Il est toujours difficile de juger de la qualité d’un jeu comme Clid The Snail. Réalisé par le petit studio espagnol Weird Beluga (meilleur nom de studio), issu d’une idée née lors d’une game jam, le titre est bourré de bonnes intentions et de grandes ambitions. À cela s’ajoute un concept assez fou, qui met le joueur dans la peau gluante d’un escargot armé jusqu’aux antennes, et une direction artistique peu commune. Cependant, si Clid The Snail intrigue et est très séduisant sur le papier, il pose une grande question : est-ce que de bonnes intentions suffisent à faire un grand jeu ? La réponse risque d’être bien plus compliquée que prévue.
(Test de Clid The Snail réalisée sur PS4 Pro à partir d’une version fournie par l’éditeur)
Escargot : Limace qui a accédé à la propriété
Cette citation que l’on doit à Laurent Baffie est une bonne base pour poser les enjeux de Clid The Snail. Dans un monde miniature peuplé d’animaux anthropomorphes à géométrie variable (une tortue est aussi grande qu’un rat, et les chauve-souris font la même taille que les hérissons), les terribles et sanguinaires limaces menacent la société bâtie par les escargots. Révolte communiste ou guerre d’intérêt, le scénario vous le révélera.
Clid, lui, n’a vraiment pas de bol : il vient d’être chassé de la citadelle des gastéropodes à coquille, et doit donc trouver un nouvel abri, et au passage exterminer les limaces, rats, et autres menaces qui peuplent ce monde hostile. Heureusement, il n’est pas seul : Belu, une luciole, lui servira de compagnon d’infortune, et il rencontrera rapidement une petite bande de parias avec qui partager le gite et le couvert.
Un scénario qui tient sur une coquille d’escargot, ce que l’on pardonnera assez aisément, puisque le cœur du jeu n’est absolument pas la narration (et c’est bien dommage, mais on y reviendra). Clid The Snail est avant tout un défi. Utilisant les mécaniques de twin-stick shooter comme Enter The Gungeon ou Ruiner, l’escargot propose une aventure très typée arcade, avec un chouïa d’exploration, et du shoot, du shoot et encore du shoot.

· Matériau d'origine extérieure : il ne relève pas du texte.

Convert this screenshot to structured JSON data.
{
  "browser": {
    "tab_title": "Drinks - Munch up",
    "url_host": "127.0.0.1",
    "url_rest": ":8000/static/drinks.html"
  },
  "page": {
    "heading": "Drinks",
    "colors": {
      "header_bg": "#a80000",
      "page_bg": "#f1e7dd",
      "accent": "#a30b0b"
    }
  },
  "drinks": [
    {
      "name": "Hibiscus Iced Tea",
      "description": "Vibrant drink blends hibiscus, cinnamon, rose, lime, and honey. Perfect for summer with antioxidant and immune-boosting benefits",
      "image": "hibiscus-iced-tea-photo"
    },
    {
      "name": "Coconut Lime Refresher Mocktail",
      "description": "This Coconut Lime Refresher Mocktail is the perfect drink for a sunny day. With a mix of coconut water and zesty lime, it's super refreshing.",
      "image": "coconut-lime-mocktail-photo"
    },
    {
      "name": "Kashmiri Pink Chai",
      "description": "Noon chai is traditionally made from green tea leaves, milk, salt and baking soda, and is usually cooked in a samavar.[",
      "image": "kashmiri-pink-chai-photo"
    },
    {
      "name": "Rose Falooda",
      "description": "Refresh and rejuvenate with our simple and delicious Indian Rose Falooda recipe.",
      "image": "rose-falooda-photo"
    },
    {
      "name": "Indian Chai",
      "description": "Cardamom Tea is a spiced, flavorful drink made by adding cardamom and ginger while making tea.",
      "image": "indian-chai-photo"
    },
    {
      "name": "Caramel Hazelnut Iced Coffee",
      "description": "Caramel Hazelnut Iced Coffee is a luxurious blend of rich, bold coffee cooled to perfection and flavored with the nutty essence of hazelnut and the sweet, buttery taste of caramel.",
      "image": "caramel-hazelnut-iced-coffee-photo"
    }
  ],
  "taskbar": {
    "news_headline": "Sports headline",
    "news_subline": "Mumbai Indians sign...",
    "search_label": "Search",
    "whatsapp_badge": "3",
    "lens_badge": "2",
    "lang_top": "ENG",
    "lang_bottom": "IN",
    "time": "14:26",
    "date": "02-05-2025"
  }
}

Si le feedback des armes est plutôt honnête, avec un panel total de huit armes, toutes plutôt agréables à utiliser et adaptées à certaines situations ou types d’ennemis précis, le jeu souffre d’un gros bémol : la lenteur de déplacement de Clid. Certes, on peut y voir une référence à la nature même de la bestiole. Certes, on pourra se convaincre que le rythme ralenti du héros permet de ne pas tomber dans les écueils des twin shooter trop nerveux, et de garder le contrôle du placement du personnage. Certes, on argumentera en disant qu’on y gagne en lisibilité de l’action…

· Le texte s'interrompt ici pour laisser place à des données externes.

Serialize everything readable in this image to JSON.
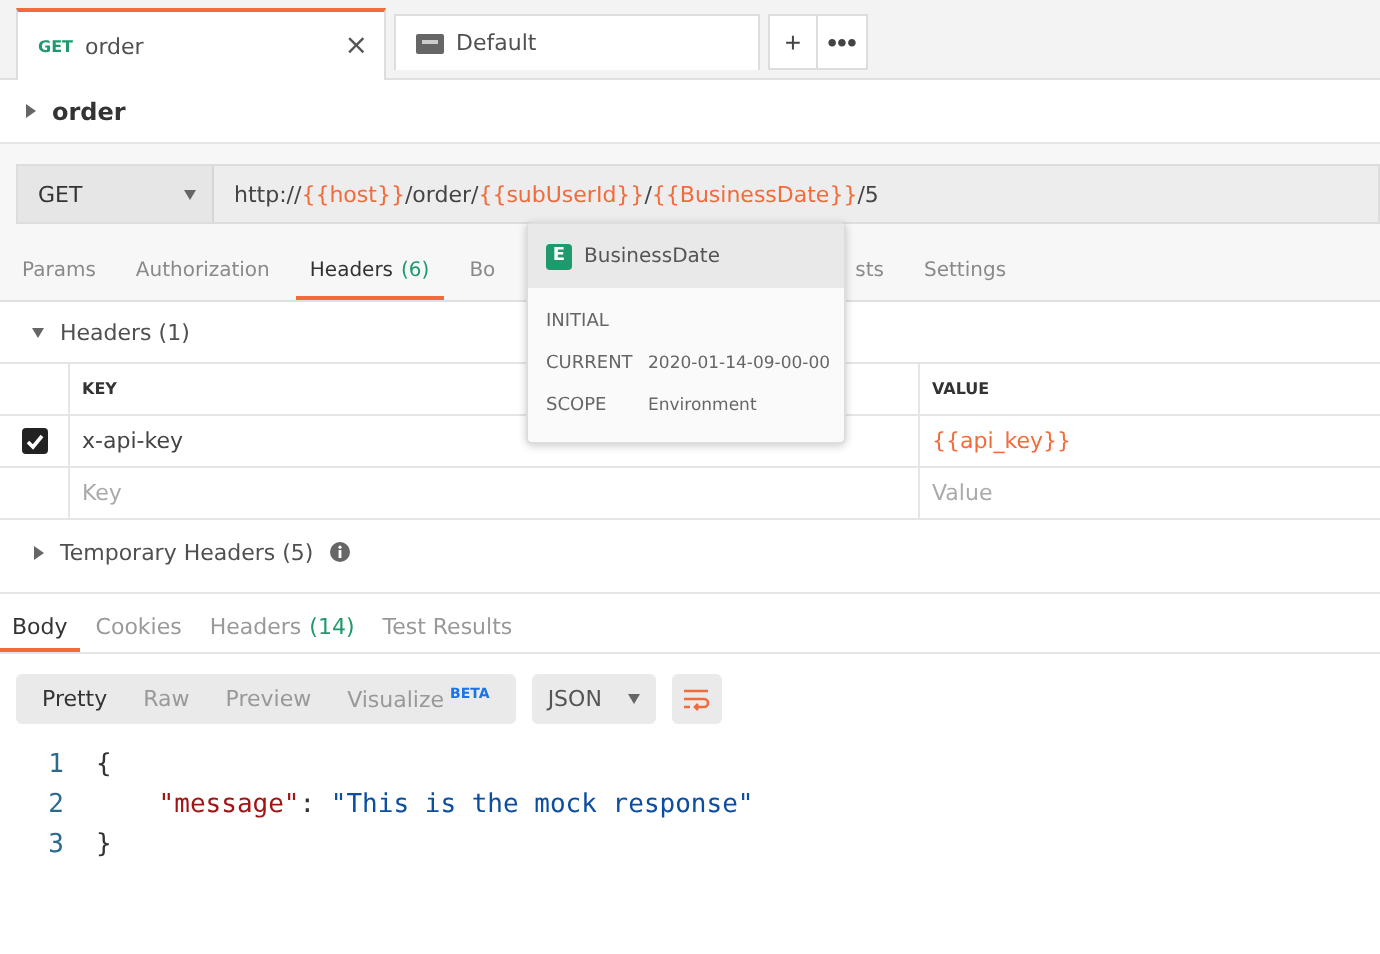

Mais tout ceci serait se cacher la vérité : dans la conception même du héros, les développeurs ont fait un mauvais choix. Le challenge de base proposé par Weird Beluga est en effet assez relevé, voire très corsé par moment, avec des ennemis qui infligent des dégâts considérables, et qui ne tombent sous vos coups après plusieurs assauts. La lenteur de Clid (déplacements, esquives, etc.) ne fait ainsi qu’accroître drastiquement la difficulté du titre, au point d’en devenir frustrant, même pour les joueurs les plus aguerris.
Malheureusement, là où un jeu difficile peut procurer une grande satisfaction quand on surmonte ses épreuves, ici, même un combat de boss sur lequel on aura passé de très longues minutes ne laissera qu’une impression amère, puisque l’on sait que pire encore nous attend.

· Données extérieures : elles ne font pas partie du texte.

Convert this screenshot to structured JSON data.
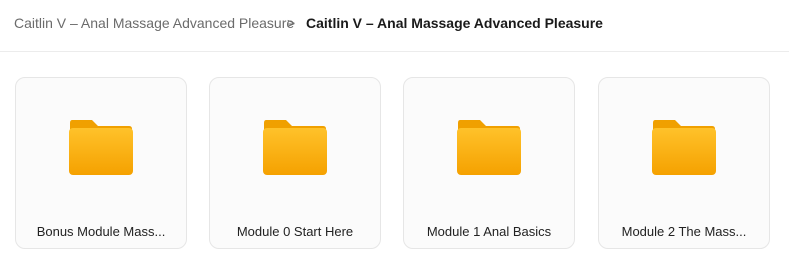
{
  "breadcrumb": {
    "parent": "Caitlin V – Anal Massage Advanced Pleasure",
    "separator": ">",
    "current": "Caitlin V – Anal Massage Advanced Pleasure"
  },
  "folders": [
    {
      "label": "Bonus Module Mass..."
    },
    {
      "label": "Module 0 Start Here"
    },
    {
      "label": "Module 1 Anal Basics"
    },
    {
      "label": "Module 2 The Mass..."
    }
  ],
  "colors": {
    "folder_top": "#FFC22A",
    "folder_bottom": "#F5A100",
    "folder_tab": "#F0A000"
  }
}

Juger un escargot à sa coquille
Et pourtant, malgré cela, Clid The Snail donne bien des raisons d’être découvert et apprécié, à commencer par sa direction artistique d’une grande intelligence. L’escarg-héros évolue dans un monde post-apocalyptique sombre et dangereux, dont l’histoire est plus racontée par les décors que par les dialogues. Restes de corps humains, vestiges de notre civilisation (piles, écrans, CD, etc.) et nouvelles constructions réalisées par les animaux devenus humanoïdes, le tout bénéficie d’une ingéniosité digne des meilleurs studios.
Le level-design est lui aussi assez brillant, et s’appuie sur la direction artistique afin de produire un ensemble d’une cohérence organique rare. Les développeurs sont parvenus à concevoir des niveaux labyrinthiques qui donnent envie d’être explorés de fond en comble, car regorgeant de bonus en tout genre (argent, items collectables). On soulignera une exploitation de la verticalité plutôt maline, bien que pas assez présente.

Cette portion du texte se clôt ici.